The reality is that, while life insurance may not be a top priority when you're young and healthy, anyone can die at any time, because of illness or an accident, and life insurance offers extra security to the people you may be leaving behind. In some cases, it can also be a financial rescue plan for you, since some life insurance policies can be cashed out.
What is Life Insurance?
Simply put, life insurance a benefit that is paid to a designated recipient, upon the death of the insured, and it is paid for in the form of monthly premiums, much like medical insurance. The benefit may be paid out either as a lump sum or in the form of an annuity fund, and the policy may pay based on death by illness, natural causes, or accident.
Different Types of Life Insurance.
There are two basic types of life insurance:
- Term life insurance is, just as it sounds, a temporary form of life insurance that is only in force for a specified period of time, or term. Generally speaking, it's designed for people whose lives are in flux, but who are not in imminent danger of dying.

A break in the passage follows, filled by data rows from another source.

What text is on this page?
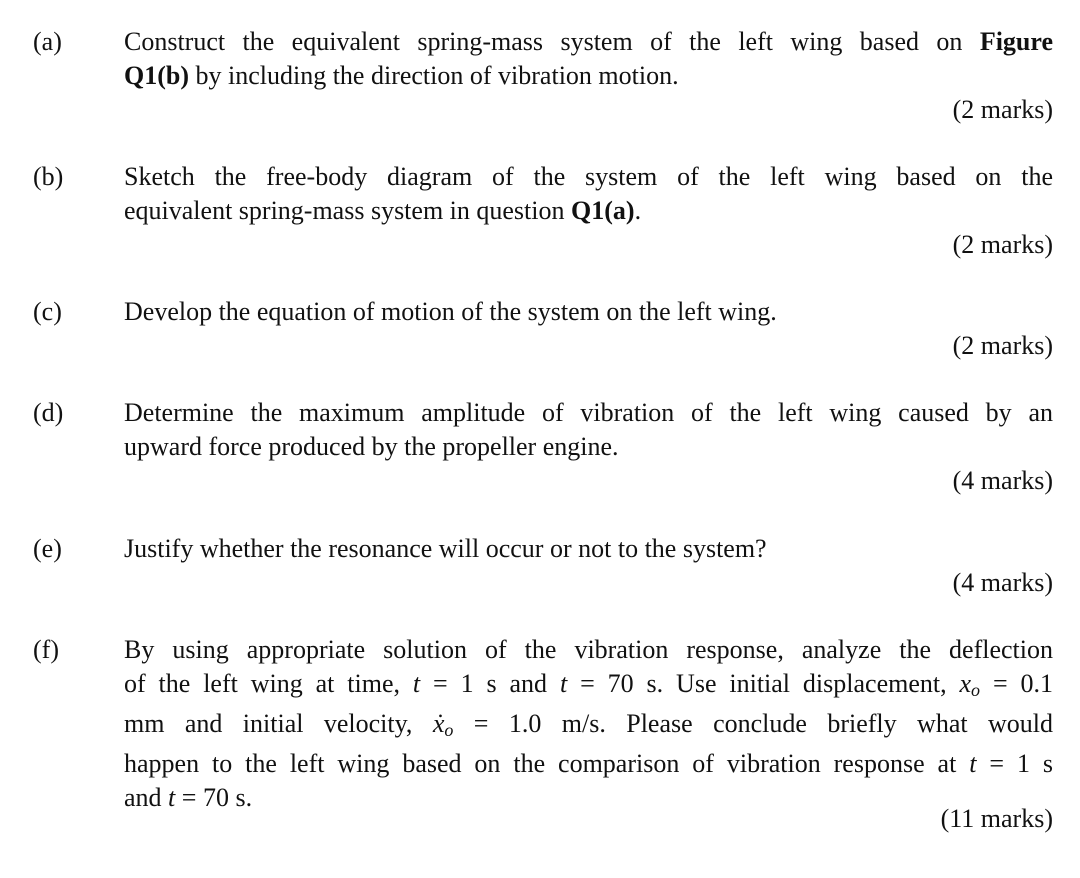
(a) Construct the equivalent spring-mass system of the left wing based on Figure
Q1(b) by including the direction of vibration motion.
(2 marks)
(b) Sketch the free-body diagram of the system of the left wing based on the
equivalent spring-mass system in question Q1(a).
(2 marks)
(c) Develop the equation of motion of the system on the left wing.
(2 marks)
(d) Determine the maximum amplitude of vibration of the left wing caused by an
upward force produced by the propeller engine.
(4 marks)
(e) Justify whether the resonance will occur or not to the system?
(4 marks)
(f)	By using appropriate solution of the vibration response, analyze the deflection
of the left wing at time, t = 1 s and t = 70 s. Use initial displacement, $x_o = 0.1$
mm and initial velocity, ẋ$_o$ = 1.0 m/s. Please conclude briefly what would
happen to the left wing based on the comparison of vibration response at t = 1 s
and t = 70 s.
(11 marks)
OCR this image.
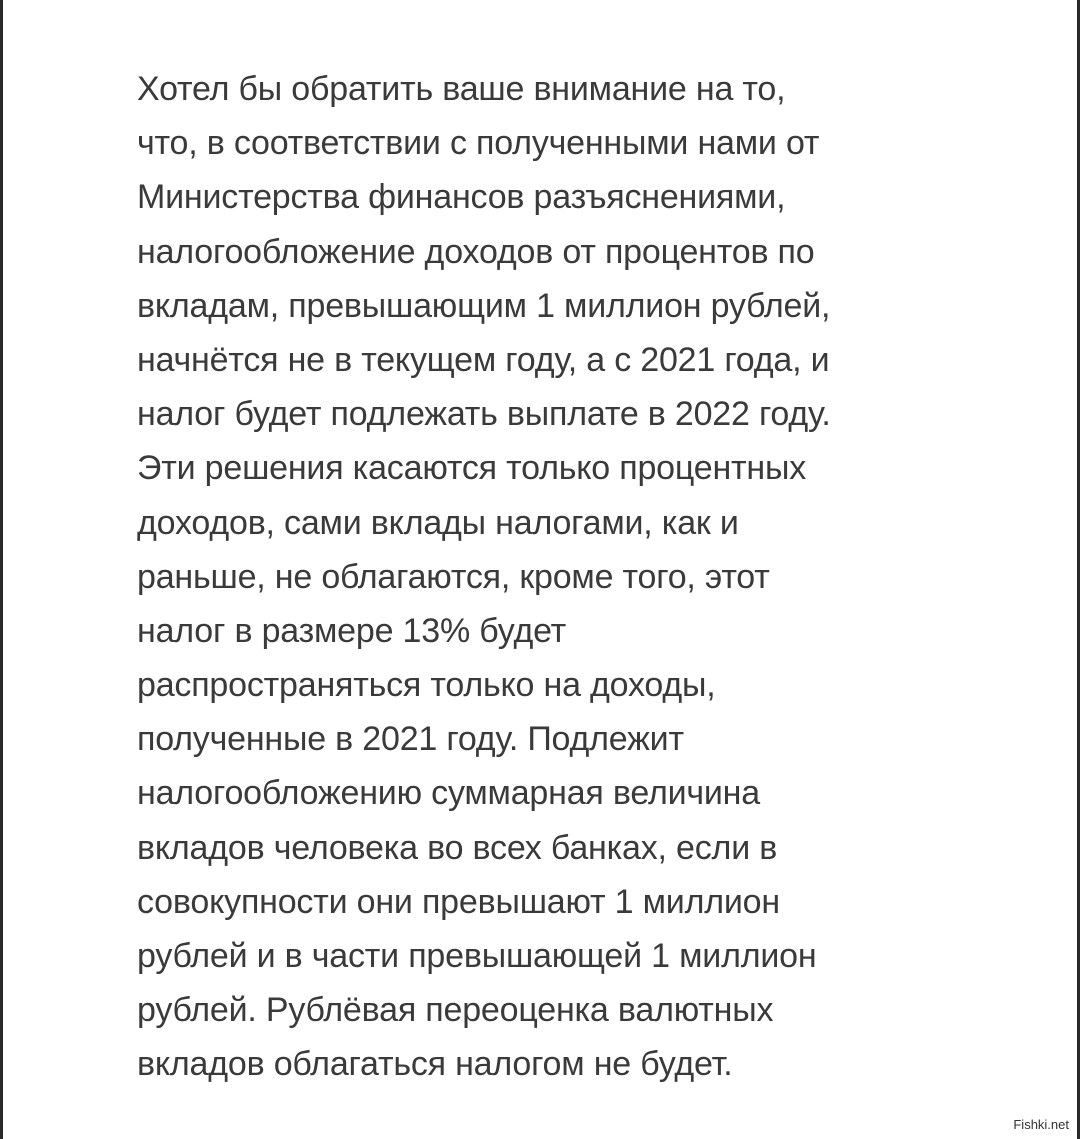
Хотел бы обратить ваше внимание на то,
что, в соответствии с полученными нами от
Министерства финансов разъяснениями,
налогообложение доходов от процентов по
вкладам, превышающим 1 миллион рублей,
начнётся не в текущем году, а с 2021 года, и
налог будет подлежать выплате в 2022 году.
Эти решения касаются только процентных
доходов, сами вклады налогами, как и
раньше, не облагаются, кроме того, этот
налог в размере 13% будет
распространяться только на доходы,
полученные в 2021 году. Подлежит
налогообложению суммарная величина
вкладов человека во всех банках, если в
совокупности они превышают 1 миллион
рублей и в части превышающей 1 миллион
рублей. Рублёвая переоценка валютных
вкладов облагаться налогом не будет.
Fishki.net
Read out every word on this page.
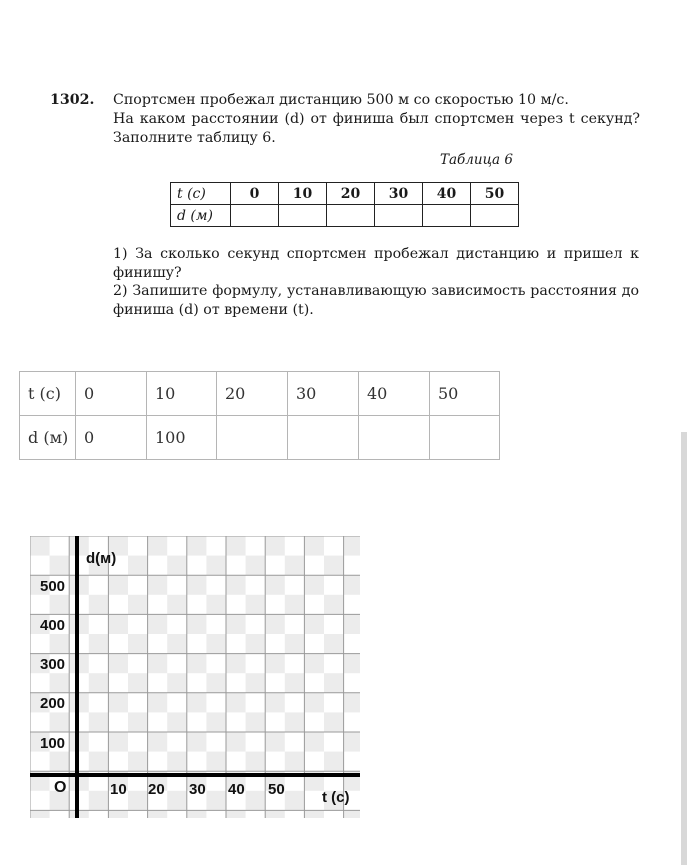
1302. Спортсмен пробежал дистанцию 500 м со скоростью 10 м/с.

На каком расстоянии (d) от финиша был спортсмен через t секунд? Заполните таблицу 6.

Таблица 6
t (с)	0	10	20	30	40	50
d (м)						

1) За сколько секунд спортсмен пробежал дистанцию и пришел к финишу?

2) Запишите формулу, устанавливающую зависимость расстояния до финиша (d) от времени (t).

t (с)	0	10	20	30	40	50
d (м)	0	100				
d(м)
O
t (с)
500
400
300
200
100
10 20 30 40 50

- Whole life insurance is a more permanent form of insurance, with payment plans that are fairly customizable. Whole life insurance is often purchased for babies, who are then able to cash out the value when they mature, and need to pay for college, but it is also a way for spouses to guarantee income for their surviving family members.
Which is right for me?
The best way to determine which kind of life insurance is right for you is to sit down with your insurance agent or financial planner and discuss your situation. Factors taken into account will be your age, marital status, and general health, as well as whether or not you have a retirement or pension plan in place.